Need Confimation on Answer Process for Wheelbarrow Physics Question

[ruzoo]

The questions is:
A wheelbarrow is used to carry a load of 100Kg. The load's centre of mass lies 1/3 of the way between the axis and the point where the handles are held (the distance between the axis and the handles is 1.5m), how much effort will be required to lift the load and hold it at an angle of 30 degrees from the ground?
This is what I did :
Used the equation of static equilibrium, where E = sigma, sum of
ETk = 0
ETk = (Fm sin 30)(df) - (wt)(dwt)
0 = (Fm sin30)(0.5m) - (980 N)(1.5m)
0 = Fmsin30 - 1470Nm
Fm = 5880 N
Is the method I took correct? Just looking for some insight...
Thanks

 

[Andrew Mason]

The questions is:
A wheelbarrow is used to carry a load of 100Kg. The load's centre of mass lies 1/3 of the way between the axis and the point where the handles are held (the distance between the axis and the handles is 1.5m), how much effort will be required to lift the load and hold it at an angle of 30 degrees from the ground?
This is what I did :
Used the equation of static equilibrium, where E = sigma, sum of
ETk = 0
ETk = (Fm sin 30)(df) - (wt)(dwt)
0 = (Fm sin30)(0.5m) - (980 N)(1.5m)
0 = Fmsin30 - 1470Nm
Fm = 5880 N
Is the method I took correct?

No.
The equation for static equilibrium is:

\tau = 0

There are two torques acting here, and they are equal and opposite:

M_{load}\vec g \times \vec{d_{load}} = \vec F_{hand}\times \vec{d_{hand}}

where M_{load} = 100 kg.; d_{load} = .5 m and d_{hand} = 1.5 m

So:
M_{load}gd_{load}sin(60)/d_{hand} = F_{hand}

F_{hand} = 100 * 9.80 * .5 *.87 /1.5 = 284 N.

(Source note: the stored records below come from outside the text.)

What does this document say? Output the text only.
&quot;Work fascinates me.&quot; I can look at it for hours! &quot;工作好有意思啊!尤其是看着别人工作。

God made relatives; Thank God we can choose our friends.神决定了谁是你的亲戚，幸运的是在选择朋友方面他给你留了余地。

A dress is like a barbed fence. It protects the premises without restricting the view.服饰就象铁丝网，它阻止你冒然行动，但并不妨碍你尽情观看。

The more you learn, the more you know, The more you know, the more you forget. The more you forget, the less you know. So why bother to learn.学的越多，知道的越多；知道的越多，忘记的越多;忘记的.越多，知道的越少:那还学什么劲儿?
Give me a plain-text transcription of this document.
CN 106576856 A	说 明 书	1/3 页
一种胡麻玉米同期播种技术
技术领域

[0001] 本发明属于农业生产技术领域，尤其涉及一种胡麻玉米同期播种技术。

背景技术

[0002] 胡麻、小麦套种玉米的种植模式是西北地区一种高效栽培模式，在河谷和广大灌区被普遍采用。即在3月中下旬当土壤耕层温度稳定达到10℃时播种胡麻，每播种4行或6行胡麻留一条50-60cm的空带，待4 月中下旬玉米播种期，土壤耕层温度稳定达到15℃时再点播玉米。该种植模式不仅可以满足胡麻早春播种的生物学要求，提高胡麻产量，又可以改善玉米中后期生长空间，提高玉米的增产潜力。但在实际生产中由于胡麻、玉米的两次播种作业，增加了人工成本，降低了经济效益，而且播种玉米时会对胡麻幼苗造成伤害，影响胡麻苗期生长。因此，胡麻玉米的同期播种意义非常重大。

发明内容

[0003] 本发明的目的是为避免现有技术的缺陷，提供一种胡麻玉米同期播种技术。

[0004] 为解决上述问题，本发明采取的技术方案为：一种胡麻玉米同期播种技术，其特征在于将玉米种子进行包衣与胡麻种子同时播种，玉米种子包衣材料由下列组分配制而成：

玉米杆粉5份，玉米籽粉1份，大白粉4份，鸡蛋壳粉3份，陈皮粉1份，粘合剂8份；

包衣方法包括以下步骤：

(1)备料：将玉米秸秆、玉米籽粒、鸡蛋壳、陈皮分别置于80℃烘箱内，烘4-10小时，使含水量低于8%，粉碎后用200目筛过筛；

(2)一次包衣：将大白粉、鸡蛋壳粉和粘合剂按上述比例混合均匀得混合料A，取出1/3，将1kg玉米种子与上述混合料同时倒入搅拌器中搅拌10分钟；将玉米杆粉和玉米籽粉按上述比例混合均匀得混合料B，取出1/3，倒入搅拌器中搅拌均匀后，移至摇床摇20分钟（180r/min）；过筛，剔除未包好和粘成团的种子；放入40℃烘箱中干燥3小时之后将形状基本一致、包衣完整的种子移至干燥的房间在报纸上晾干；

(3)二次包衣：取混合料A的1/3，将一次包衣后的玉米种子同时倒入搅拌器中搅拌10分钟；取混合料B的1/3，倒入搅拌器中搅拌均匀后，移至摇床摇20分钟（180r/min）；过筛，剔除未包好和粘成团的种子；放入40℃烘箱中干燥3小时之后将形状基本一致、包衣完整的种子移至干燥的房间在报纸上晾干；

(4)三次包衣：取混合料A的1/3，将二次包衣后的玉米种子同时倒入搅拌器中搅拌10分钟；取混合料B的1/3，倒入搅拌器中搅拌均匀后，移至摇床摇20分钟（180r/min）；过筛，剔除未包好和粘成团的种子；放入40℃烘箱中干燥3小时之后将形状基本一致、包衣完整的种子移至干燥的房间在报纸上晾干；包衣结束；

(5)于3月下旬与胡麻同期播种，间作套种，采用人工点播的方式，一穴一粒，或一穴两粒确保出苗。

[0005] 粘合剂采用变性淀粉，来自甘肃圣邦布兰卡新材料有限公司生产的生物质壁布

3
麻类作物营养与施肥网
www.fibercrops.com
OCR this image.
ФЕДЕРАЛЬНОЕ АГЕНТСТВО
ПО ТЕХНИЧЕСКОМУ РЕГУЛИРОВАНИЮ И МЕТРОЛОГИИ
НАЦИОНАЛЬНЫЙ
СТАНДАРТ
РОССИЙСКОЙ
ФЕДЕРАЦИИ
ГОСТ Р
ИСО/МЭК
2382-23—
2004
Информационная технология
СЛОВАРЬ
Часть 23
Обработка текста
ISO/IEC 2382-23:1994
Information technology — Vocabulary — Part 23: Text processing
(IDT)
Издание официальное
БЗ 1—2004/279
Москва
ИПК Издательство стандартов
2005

This assumes that the force on the handles is always applied at right angles to the handles.

AM

 

[ruzoo]

I understand, sort of...where does the sin 60 come in? Where are you getting "60" from?

 

[Andrew Mason]

I understand, sort of...where does the sin 60 come in? Where are you getting "60" from?

It is the cross-product:

M_{load}\vec g \times \vec d_{load} = M_{load}gd\sin(\theta)

where \theta is the angle of the force from the perpendicular to the line between the fulcrum and the point of application of the force. That angle is 60 degrees if the wheelbarrow is lifted 30 degrees from the horizontal.

AM